Hardware Fehlerrate

Keine Tags | Kühlung / Klimatisierung

Das Thema der Zuverlässigkeit der Hardware bei erhöhter Zulufttemperatur wird aktuell viel diskutiert. Dies hat den Grund, dass bei der Klimatisierung der Serverräume viel Energie eingespart werden kann, wenn man die Zulufttemperatur um mehrere Kelvin erhöht. Nun stellt sich jedoch die Frage, ob bei einer erhöhten Zulufttemperatur ein reibungsloser und ungefährdeter Betrieb möglich ist. Laut einer aktuellen Ausgabe der CCI, welche sich auf Daten der ASHRAE beruft, steigt die Hardware-Fehlerrate für Volumenserver deutlich mit einem Anstieg der Zulufttemperatur an.

Die im Diagramm dargestellten Kurven zeigen die Veränderung der Fehlerrate mit dem Anstieg der Temperatur. Als Grundannahme gilt hier, dass die Fehlerraten bei einer Temperatur im Rechenzentrum von 20°C mit dem Faktor 1 gleichgesetzt werden. Der obere und untere Wert ist zur Vervollständigung mit angegeben, um die Streuung der Werte zu berücksichtigen.

Klar wird bei der Analyse der Werte, dass ein Anheben der Zulufttemperatur einen Anstieg der Fehlerrate bewirkt, was nicht im Interesse der Betreiber sein kann. Viele Unternehmen setzen jedoch bei der Verbesserung der Energiebilanz von Rechenzentren genau auf diesen Faktor. Ziel sollte es jedoch sein, dass die Qualität der Kühlung gleich bleibt oder sogar verbessert wird und die Energie bei der Erzeugung der kühlen Zuluft gespart wird.
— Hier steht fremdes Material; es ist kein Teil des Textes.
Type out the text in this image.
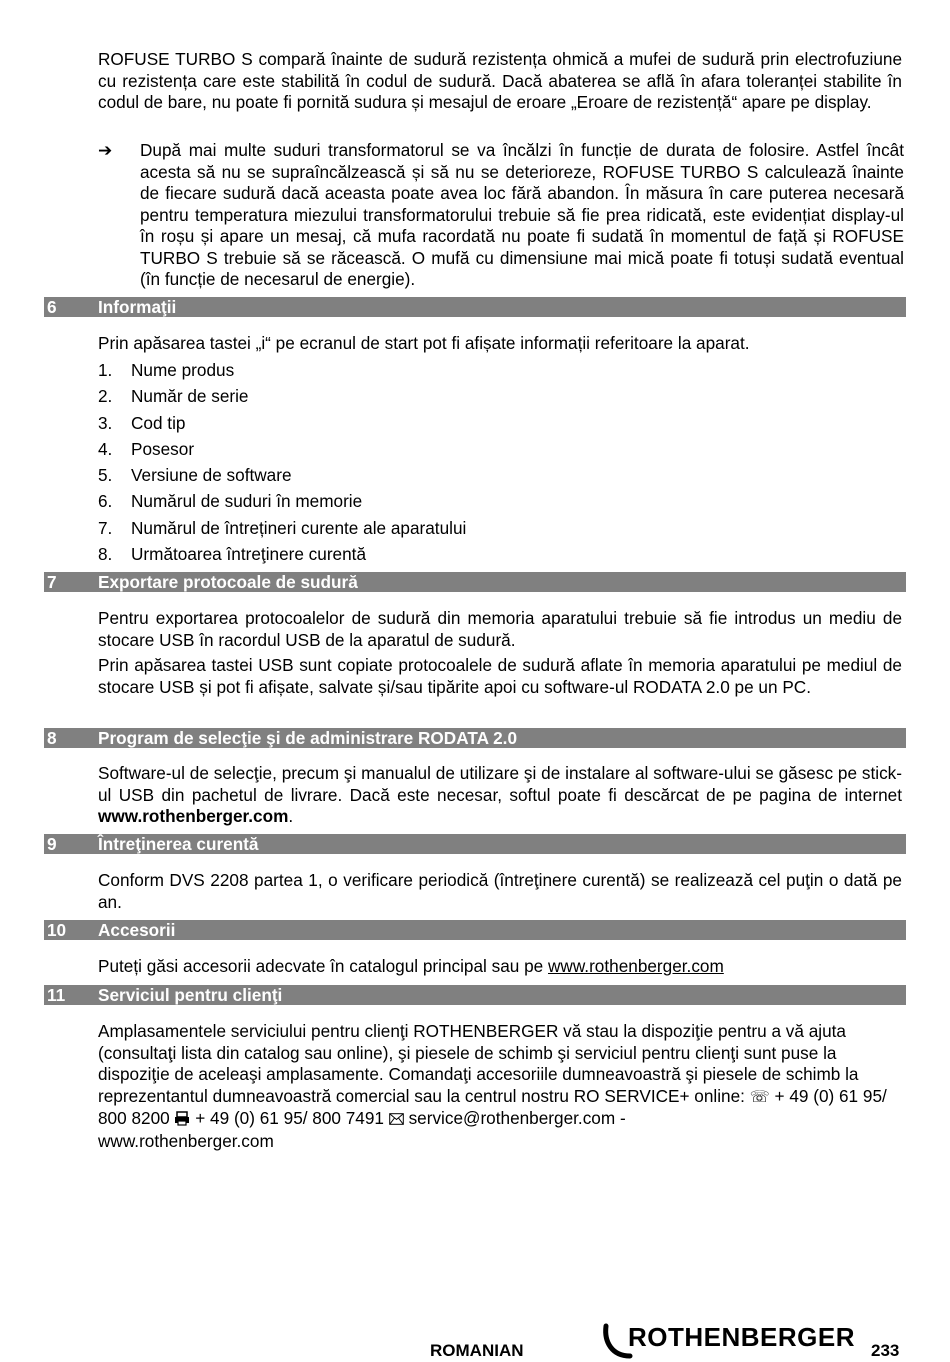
ROFUSE TURBO S compară înainte de sudură rezistența ohmică a mufei de sudură prin electrofuziune cu rezistența care este stabilită în codul de sudură. Dacă abaterea se află în afara toleranței stabilite în codul de bare, nu poate fi pornită sudura și mesajul de eroare „Eroare de rezistență“ apare pe display.

➔ După mai multe suduri transformatorul se va încălzi în funcție de durata de folosire. Astfel încât acesta să nu se supraîncălzească și să nu se deterioreze, ROFUSE TURBO S calculează înainte de fiecare sudură dacă aceasta poate avea loc fără abandon. În măsura în care puterea necesară pentru temperatura miezului transformatorului trebuie să fie prea ridicată, este evidențiat display-ul în roșu și apare un mesaj, că mufa racordată nu poate fi sudată în momentul de față și ROFUSE TURBO S trebuie să se răcească. O mufă cu dimensiune mai mică poate fi totuși sudată eventual (în funcție de necesarul de energie).
6 Informaţii

Prin apăsarea tastei „i“ pe ecranul de start pot fi afișate informații referitoare la aparat.

1. Nume produs
2. Număr de serie
3. Cod tip
4. Posesor
5. Versiune de software
6. Numărul de suduri în memorie
7. Numărul de întrețineri curente ale aparatului
8. Următoarea întreţinere curentă
7 Exportare protocoale de sudură

Pentru exportarea protocoalelor de sudură din memoria aparatului trebuie să fie introdus un mediu de stocare USB în racordul USB de la aparatul de sudură.

Prin apăsarea tastei USB sunt copiate protocoalele de sudură aflate în memoria aparatului pe mediul de stocare USB și pot fi afișate, salvate și/sau tipărite apoi cu software-ul RODATA 2.0 pe un PC.

8 Program de selecţie şi de administrare RODATA 2.0

Software-ul de selecţie, precum şi manualul de utilizare şi de instalare al software-ului se găsesc pe stick-ul USB din pachetul de livrare. Dacă este necesar, softul poate fi descărcat de pe pagina de internet www.rothenberger.com.

9 Întreţinerea curentă

Conform DVS 2208 partea 1, o verificare periodică (întreţinere curentă) se realizează cel puţin o dată pe an.

10 Accesorii

Puteți găsi accesorii adecvate în catalogul principal sau pe www.rothenberger.com

11 Serviciul pentru clienţi

Amplasamentele serviciului pentru clienţi ROTHENBERGER vă stau la dispoziţie pentru a vă ajuta (consultaţi lista din catalog sau online), şi piesele de schimb şi serviciul pentru clienţi sunt puse la dispoziţie de aceleaşi amplasamente. Comandaţi accesoriile dumneavoastră şi piesele de schimb la reprezentantul dumneavoastră comercial sau la centrul nostru RO SERVICE+ online: ☏ + 49 (0) 61 95/ 800 8200 + 49 (0) 61 95/ 800 7491 service@rothenberger.com -
www.rothenberger.com

ROMANIAN	ROTHENBERGER 233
Hierfür liefert die doppelte freie Kühlung des IT-CASE die Lösung. Das Kühlpotential der Außenluft birgt ein wesentlich größeres Einsparpotential  als die bloße Erhöhung der Zulufttemperatur. Durch die doppelte freie Kühlung kann gewährleistet werden, dass die Fehlerrate bei einem gleichbleibend niedrigen Wert bleibt, da die Zulufttemperatur bei 20°C gehalten werden kann, bei gleichzeitiger Energieeinsparung im Bereich der Kältetechnik. Somit wird sowohl, wie gefordert, elektrische Energie eingespart als auch die Fehlerrate gering gehalten.

Ein weiterer Aspekt der betrachtet werden muss, wenn man in Erwägung zieht die Zulufttemperatur zu erhöhen, ist der Energieverbrauch der Server selbst. Laut CCI Dialog vom 25. September 2012 steigt der Energieverbrauch der Server bei einem Anstieg der Eingangstemperatur von 15°C auf 30°C um 4% bis 8%. Dadurch wird zwar an der einen Stelle Energie gespart, an der anderen jedoch wieder mehr verbraucht. Dies sollte ebenso in jede Bilanz mit einfließen um vergleichbare Werte, was die Gesamtenergiebilanz betrifft, zu erhalten.